Many studies of the value of a statistical life have now been carried out, mainly using wage-risk or CV approaches, though apparently only one substantive study for Australia. The average VOSL to emerge from these studies is in the order of A$3.5 to A$4.0 million. However, some recent reviews suggest that these results might be on the high side. Moreover, the relationship between VOSL and age and the value of a life year are not well established. VOLY is usually taken to be constant annual sum which, taken over a remaining life span, has a discounted value equal to the estimated VOSL. Although this assumption lacks strong theoretical or empirical support, it provides a plausible and consistent basis for valuing both life years and health states.

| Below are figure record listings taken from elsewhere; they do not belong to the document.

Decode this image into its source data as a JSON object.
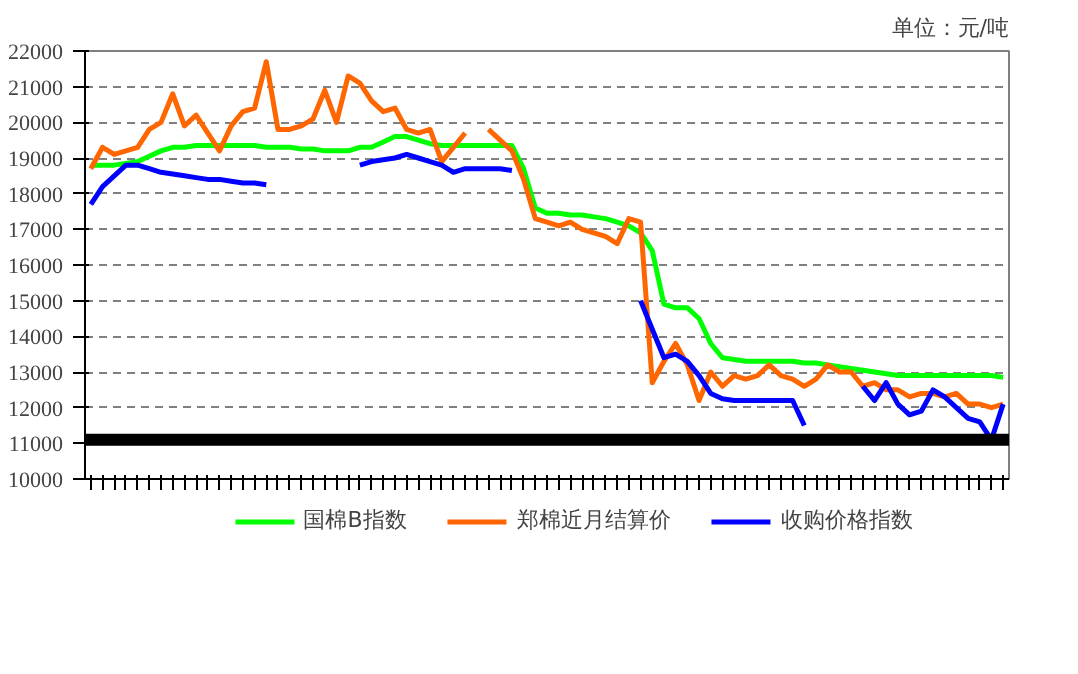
{
  "chart_data": {
    "type": "line",
    "annotations": [
      "单位：元/吨"
    ],
    "categories": [
      null,
      null,
      null,
      null,
      null,
      null,
      null,
      null,
      null,
      null,
      null,
      null,
      null,
      null,
      null,
      null,
      null,
      null,
      null,
      null,
      null,
      null,
      null,
      null,
      null,
      null,
      null,
      null,
      null,
      null,
      null,
      null,
      null,
      null,
      null,
      null,
      null,
      null,
      null,
      null,
      null,
      null,
      null,
      null,
      null,
      null,
      null,
      null,
      null,
      null,
      null,
      null,
      null,
      null,
      null,
      null,
      null,
      null,
      null,
      null,
      null,
      null,
      null,
      null,
      null,
      null,
      null,
      null,
      null,
      null,
      null,
      null,
      null,
      null,
      null,
      null,
      null,
      null,
      null
    ],
    "series": [
      {
        "name": "国棉B指数",
        "color": "#00ff00",
        "values": [
          18800,
          18800,
          18800,
          18850,
          18900,
          19050,
          19200,
          19300,
          19300,
          19350,
          19350,
          19350,
          19350,
          19350,
          19350,
          19300,
          19300,
          19300,
          19250,
          19250,
          19200,
          19200,
          19200,
          19300,
          19300,
          19450,
          19600,
          19600,
          19500,
          19400,
          19350,
          19350,
          19350,
          19350,
          19350,
          19350,
          19350,
          18700,
          17600,
          17450,
          17450,
          17400,
          17400,
          17350,
          17300,
          17200,
          17100,
          16900,
          16400,
          14900,
          14800,
          14800,
          14500,
          13800,
          13400,
          13350,
          13300,
          13300,
          13300,
          13300,
          13300,
          13250,
          13250,
          13200,
          13150,
          13100,
          13050,
          13000,
          12950,
          12900,
          12900,
          12900,
          12900,
          12900,
          12900,
          12900,
          12900,
          12900,
          12850
        ]
      },
      {
        "name": "郑棉近月结算价",
        "color": "#ff6600",
        "values": [
          18700,
          19300,
          19100,
          19200,
          19300,
          19800,
          20000,
          20800,
          19900,
          20200,
          19700,
          19200,
          19900,
          20300,
          20400,
          21700,
          19800,
          19800,
          19900,
          20100,
          20900,
          20000,
          21300,
          21100,
          20600,
          20300,
          20400,
          19800,
          19700,
          19800,
          18900,
          19300,
          19700,
          null,
          19800,
          19500,
          19200,
          18400,
          17300,
          17200,
          17100,
          17200,
          17000,
          16900,
          16800,
          16600,
          17300,
          17200,
          12700,
          13300,
          13800,
          13200,
          12200,
          13000,
          12600,
          12900,
          12800,
          12900,
          13200,
          12900,
          12800,
          12600,
          12800,
          13200,
          13000,
          13000,
          12600,
          12700,
          12500,
          12500,
          12300,
          12400,
          12400,
          12300,
          12400,
          12100,
          12100,
          12000,
          12100
        ]
      },
      {
        "name": "收购价格指数",
        "color": "#0000ff",
        "values": [
          17700,
          18200,
          18500,
          18800,
          18800,
          18700,
          18600,
          18550,
          18500,
          18450,
          18400,
          18400,
          18350,
          18300,
          18300,
          18250,
          null,
          null,
          null,
          null,
          null,
          null,
          null,
          18800,
          18900,
          18950,
          19000,
          19100,
          19000,
          18900,
          18800,
          18600,
          18700,
          18700,
          18700,
          18700,
          18650,
          null,
          null,
          null,
          null,
          null,
          null,
          null,
          null,
          null,
          null,
          15000,
          14200,
          13400,
          13500,
          13300,
          12900,
          12400,
          12250,
          12200,
          12200,
          12200,
          12200,
          12200,
          12200,
          11500,
          null,
          null,
          null,
          null,
          12600,
          12200,
          12700,
          12100,
          11800,
          11900,
          12500,
          12300,
          12000,
          11700,
          11600,
          11100,
          12100
        ]
      }
    ],
    "ylim": [
      10000,
      22000
    ],
    "yticks": [
      10000,
      11000,
      12000,
      13000,
      14000,
      15000,
      16000,
      17000,
      18000,
      19000,
      20000,
      21000,
      22000
    ],
    "grid": "y",
    "legend": "bottom",
    "line_style": "solid",
    "ref_lines": [
      {
        "axis": "y",
        "value": 11100,
        "color": "#000000"
      }
    ]
  }
}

Drawing on our review of research into VOSL and VOLY and international guidelines for life and health values, this paper proposes that, in 2002 prices, public agencies in Australia adopt:

● a VOSL of $2.5 million for avoiding an immediate death of a healthy individual in middle age (about 40);

● a constant VOLY of $108,000 which is independent of age;

● age-specific VOSLs equal to the present value of future VOLYs of $108,000 discounted by 3 per cent per annum.

The paper also reviews WTP values for health states and indicates possible values for 12 acute conditions and 26 chronic conditions, drawing on both WTP values and QoL indices together with an estimated value of a full health year. Typically acute conditions such as asthma, earache or eye irritation, are valued at about $40-$50 per day. The cost of chronic conditions ranges from $20,000-$30,000 per annum for mild bronchitis and broken arms up to $100,000 plus per annum for various forms of paralysis and brain damage. These proposed values are consistent with economic theory, international research and international practice.

As we saw at the outset, many policies in the industrial, environmental and transport sectors, as well as in the health sector itself, are designed to improve health. The value of the policy equals the change in health due to the policy the value per unit of health. Estimates of these health values are basic to efficient resource allocation. These values are also at the heart of the current debate about the appropriate level of compensation for third party damages in workplace accidents, motor vehicle accidents and public liability cases. As shown in Abelson (2002), court awards for damages are consistent with the health values estimated in this paper, whereas political moves to cap these awards are inconsistent with our findings in this paper.

Needless to say, the suggested values of VOSL, VOLY and health states in this paper imply important value judgements (as would any proposed values) for public policy, have unclear implications for people of different ages, and have unknown budget implications. These issues and others, such as the relationship between VOSL and types of risk, require further research, debate and analysis.